Re: The mystery of verb voice (was ACTS 10:40)

Carl W. Conrad (cwconrad@artsci.wustl.edu)
Wed, 26 Feb 1997 10:55:57 -0600

At 10:25 AM -0600 2/26/97, Ronald Wong wrote:
>> "Deponent" is precisely the term that I object to, although I'm sure it
>> will survive my death by decades and centuries. What I object to is the
>> assumption built into the name that this form is somehow out of place
>> because it isn't middle or passive in English or whatever language we
>> happen to speak--that is, the term is based on the assumption that it is
>> natural for a verb with the meaning of GENESQAI to be in the active voice.
>> But that's precisely what is not true. It is natural for GENESQAI to be in
>> the middle voice (it kicks and screams when you try to put it in the active
>> voice!). There are many verbs that have natural forms in the middle voice
>> only, and there are several other verbs which, even though they are active
>> in one tense and middle in another (e.g.

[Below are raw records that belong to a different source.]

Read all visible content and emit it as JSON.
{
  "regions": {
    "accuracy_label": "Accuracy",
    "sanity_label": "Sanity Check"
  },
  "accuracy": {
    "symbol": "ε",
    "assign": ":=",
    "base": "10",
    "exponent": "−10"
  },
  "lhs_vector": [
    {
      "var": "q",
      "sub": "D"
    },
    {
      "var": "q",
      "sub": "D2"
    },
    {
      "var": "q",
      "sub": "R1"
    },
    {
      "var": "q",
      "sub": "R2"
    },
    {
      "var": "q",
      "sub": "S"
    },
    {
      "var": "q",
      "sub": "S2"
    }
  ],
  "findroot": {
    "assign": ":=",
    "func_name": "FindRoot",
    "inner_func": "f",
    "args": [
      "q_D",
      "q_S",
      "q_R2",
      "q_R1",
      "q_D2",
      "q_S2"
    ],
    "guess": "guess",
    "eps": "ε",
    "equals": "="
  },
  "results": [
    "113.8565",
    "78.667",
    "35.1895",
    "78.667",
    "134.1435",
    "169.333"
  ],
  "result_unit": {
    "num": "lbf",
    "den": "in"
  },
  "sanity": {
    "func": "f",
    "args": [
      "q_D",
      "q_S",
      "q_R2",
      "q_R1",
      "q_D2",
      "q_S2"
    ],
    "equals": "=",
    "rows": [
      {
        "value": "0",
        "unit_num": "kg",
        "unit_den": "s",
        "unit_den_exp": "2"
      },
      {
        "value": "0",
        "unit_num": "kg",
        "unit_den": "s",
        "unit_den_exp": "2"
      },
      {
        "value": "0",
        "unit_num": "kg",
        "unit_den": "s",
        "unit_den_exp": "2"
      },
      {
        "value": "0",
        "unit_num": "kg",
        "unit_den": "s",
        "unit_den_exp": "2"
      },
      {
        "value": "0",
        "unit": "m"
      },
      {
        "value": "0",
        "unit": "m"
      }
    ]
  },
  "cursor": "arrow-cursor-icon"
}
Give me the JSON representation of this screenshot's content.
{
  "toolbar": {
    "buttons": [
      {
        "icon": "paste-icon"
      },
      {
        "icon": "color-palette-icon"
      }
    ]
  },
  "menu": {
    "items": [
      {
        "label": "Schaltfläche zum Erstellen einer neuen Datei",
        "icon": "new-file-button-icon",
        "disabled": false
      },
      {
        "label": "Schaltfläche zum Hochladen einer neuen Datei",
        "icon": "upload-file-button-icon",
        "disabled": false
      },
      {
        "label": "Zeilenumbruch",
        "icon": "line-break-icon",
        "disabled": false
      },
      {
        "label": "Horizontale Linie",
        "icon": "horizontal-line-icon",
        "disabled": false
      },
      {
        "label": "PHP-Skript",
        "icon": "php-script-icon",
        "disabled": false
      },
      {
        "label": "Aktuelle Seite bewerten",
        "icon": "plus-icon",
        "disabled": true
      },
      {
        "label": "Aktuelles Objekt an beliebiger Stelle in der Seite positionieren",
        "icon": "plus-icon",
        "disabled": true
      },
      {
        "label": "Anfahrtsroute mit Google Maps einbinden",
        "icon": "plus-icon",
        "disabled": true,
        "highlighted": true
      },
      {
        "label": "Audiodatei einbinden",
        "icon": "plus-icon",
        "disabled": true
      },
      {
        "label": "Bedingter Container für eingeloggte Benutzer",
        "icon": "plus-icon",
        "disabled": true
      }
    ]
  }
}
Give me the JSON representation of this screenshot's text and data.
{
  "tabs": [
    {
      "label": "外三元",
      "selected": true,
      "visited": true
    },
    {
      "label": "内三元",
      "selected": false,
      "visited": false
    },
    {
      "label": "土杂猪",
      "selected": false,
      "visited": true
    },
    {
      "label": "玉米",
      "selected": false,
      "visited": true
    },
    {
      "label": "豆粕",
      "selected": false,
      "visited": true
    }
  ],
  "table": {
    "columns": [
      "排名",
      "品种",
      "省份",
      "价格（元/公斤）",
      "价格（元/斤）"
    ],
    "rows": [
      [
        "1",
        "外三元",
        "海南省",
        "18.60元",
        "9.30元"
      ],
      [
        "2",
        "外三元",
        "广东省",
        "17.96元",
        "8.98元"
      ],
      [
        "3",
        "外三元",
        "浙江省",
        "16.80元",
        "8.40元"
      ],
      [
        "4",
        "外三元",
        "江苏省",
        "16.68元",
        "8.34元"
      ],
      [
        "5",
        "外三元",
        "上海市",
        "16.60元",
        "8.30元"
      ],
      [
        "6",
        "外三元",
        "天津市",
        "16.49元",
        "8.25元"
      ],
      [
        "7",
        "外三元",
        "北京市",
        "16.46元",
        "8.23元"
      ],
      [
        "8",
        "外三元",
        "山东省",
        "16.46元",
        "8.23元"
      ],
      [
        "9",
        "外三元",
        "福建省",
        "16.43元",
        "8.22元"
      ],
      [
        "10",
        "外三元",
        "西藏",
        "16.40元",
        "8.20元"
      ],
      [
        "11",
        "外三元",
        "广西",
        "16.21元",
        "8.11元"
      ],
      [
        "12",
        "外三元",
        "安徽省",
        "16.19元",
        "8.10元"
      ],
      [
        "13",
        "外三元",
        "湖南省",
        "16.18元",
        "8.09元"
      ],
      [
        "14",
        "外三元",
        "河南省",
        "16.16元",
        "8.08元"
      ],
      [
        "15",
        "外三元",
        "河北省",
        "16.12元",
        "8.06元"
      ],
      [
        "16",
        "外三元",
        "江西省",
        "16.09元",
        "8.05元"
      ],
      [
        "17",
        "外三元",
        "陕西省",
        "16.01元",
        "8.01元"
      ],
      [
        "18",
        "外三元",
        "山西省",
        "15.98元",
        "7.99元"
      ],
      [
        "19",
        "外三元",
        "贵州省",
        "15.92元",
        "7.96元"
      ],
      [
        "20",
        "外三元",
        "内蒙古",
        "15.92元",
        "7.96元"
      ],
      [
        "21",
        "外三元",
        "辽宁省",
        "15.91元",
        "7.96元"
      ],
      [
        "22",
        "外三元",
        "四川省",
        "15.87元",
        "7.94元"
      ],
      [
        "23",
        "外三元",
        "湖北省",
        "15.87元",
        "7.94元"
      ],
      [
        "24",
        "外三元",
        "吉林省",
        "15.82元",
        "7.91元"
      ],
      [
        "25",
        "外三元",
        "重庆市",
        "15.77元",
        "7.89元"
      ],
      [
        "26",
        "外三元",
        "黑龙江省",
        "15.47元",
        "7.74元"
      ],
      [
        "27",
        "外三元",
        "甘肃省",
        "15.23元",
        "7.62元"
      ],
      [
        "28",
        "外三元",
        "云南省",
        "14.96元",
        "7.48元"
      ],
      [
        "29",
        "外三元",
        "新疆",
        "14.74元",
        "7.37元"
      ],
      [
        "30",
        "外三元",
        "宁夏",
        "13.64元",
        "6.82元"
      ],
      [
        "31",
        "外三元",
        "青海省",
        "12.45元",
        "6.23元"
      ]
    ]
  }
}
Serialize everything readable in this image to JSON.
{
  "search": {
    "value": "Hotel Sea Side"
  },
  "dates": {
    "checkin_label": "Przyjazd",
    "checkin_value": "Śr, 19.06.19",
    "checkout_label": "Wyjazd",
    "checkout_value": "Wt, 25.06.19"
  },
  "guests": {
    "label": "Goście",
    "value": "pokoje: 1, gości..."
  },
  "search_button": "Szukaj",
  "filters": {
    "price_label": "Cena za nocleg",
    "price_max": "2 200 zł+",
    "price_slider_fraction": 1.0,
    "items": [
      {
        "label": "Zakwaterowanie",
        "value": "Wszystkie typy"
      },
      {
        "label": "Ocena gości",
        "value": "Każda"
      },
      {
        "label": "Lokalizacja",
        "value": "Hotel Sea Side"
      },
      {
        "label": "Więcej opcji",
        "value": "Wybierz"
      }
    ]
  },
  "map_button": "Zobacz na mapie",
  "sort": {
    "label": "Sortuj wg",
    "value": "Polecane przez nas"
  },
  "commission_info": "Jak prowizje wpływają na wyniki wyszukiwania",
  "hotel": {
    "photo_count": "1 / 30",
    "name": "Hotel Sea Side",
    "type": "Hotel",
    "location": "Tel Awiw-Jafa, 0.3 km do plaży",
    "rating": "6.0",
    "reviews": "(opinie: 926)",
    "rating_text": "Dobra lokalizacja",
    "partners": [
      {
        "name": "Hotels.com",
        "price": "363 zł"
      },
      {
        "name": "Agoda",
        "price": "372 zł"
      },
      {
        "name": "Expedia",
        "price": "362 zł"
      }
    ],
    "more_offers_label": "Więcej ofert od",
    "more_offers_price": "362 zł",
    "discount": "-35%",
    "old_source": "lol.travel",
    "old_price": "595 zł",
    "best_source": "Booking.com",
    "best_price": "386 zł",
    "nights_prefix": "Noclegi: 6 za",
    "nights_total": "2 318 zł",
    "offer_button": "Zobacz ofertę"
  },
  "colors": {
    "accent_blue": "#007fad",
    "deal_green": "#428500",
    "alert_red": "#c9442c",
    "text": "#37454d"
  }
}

LAMBANW/LHYOMAI/ELABON,
>> MANQANW/MAQHSOMAI/EMAQON, AKOUW/AKOUSOMAI/HKOUSA).
>>
>> What's further wrong with the term "deponent" is that, the way voice
>> generally is taught, the assumption seems to be that the normal verbs are
>> active and passive and middle is an odd-ball thing that Greeks had but that
>> we are superior to, we who speak English.
>>
>> A more accurate description of the voice system of Greek is that it has two
>> real voices, an active and another that would be best called
>> "middle-reflexive." What we call "passive" is not really so much a distinct
>> voice as a function that is assigned to the middle voice forms when the
>> object of an active verb becomes the subject--that's what happens in most
>> tenses. In two tenses, the aorist and the future, a distinct passive form
>> has developed out of the intransitive aorists in an H- or QH- stem.
>>
>> I will put up with the term "deponent" because too many people whom I
>> respect continue to use it, but I "groan inwardly" every time I hear anyone
>> use that term orally or read it in print. To make a long story short,
>> GENESQAI is a verb that was born to be middle voice; it isn't passive; it
>> isn't in any way irregular; it is a normal, garden-variety Greek verb that
>> happens to be middle, which is to say, like the soul as Plato defines it
>> somewhere, it is self-moving, like all respectable verbs of the
>> middle-voice persuasion.
>
>Sir...
>with all respect...and a novice's questions.. I understand that the
>forms may change in tense...but how does the voice change from tense to
>tense?
>maybe being the novice is the prob...but like what you have used the
>verb..AKOUW--"I hear" how does the it change to middle voice because of
>tense?

This is a good question and one I've long pondered; it has been
investigated and I'm trying to access some of those studies. One pertinent
fact here is reasonably clear: there is a sort of self-projection in these
future tense forms, such as BHSOMAI, AKOUSOMAI, LHYCOMAI, MAQHSOMAI.
Historically all Greek future tenses derived from aorist subjunctives
expressive of a strong will to do something--and I think the exertion of
will itself was evidently felt much more strongly in some kinds of actions
than in others; some such explanation must underline this shift in voice.
Of course it is not something that can be translated into English without
sounding absolutely silly. Some of those verbs of motion are what we deem
intransitive in English, but many of them are middle in Greek. BAINW
(active) seems to mean something like "I stride," while BHSOMAI, the future
(middle) seems to mean something like "I'm going to get myself going
forward." This is a matter of nuances and it is a matter of the
idiosyncracies of particular verbs. The traditional way of dealing with
this phenomenon pedagogically is to say: "These are deponents; they don't
behave the way good upstanding English verbs behave, but you have learn how
they behave--so learn them and don't ask why." There's something to be said
for that approach, and whatever we do to understand the way languages work,
we do come up ultimately to the imponderable question of why something is
this way and not that and we realize we can ask the question but cannot
answer it. I would just like, pedagogically, to push back a bit further
that point where we have to confess what we don't understand. I think we
CAN come to understand more about the way the Greek verb works than the
traditional way of teaching the morphology of the verb endeavors to do.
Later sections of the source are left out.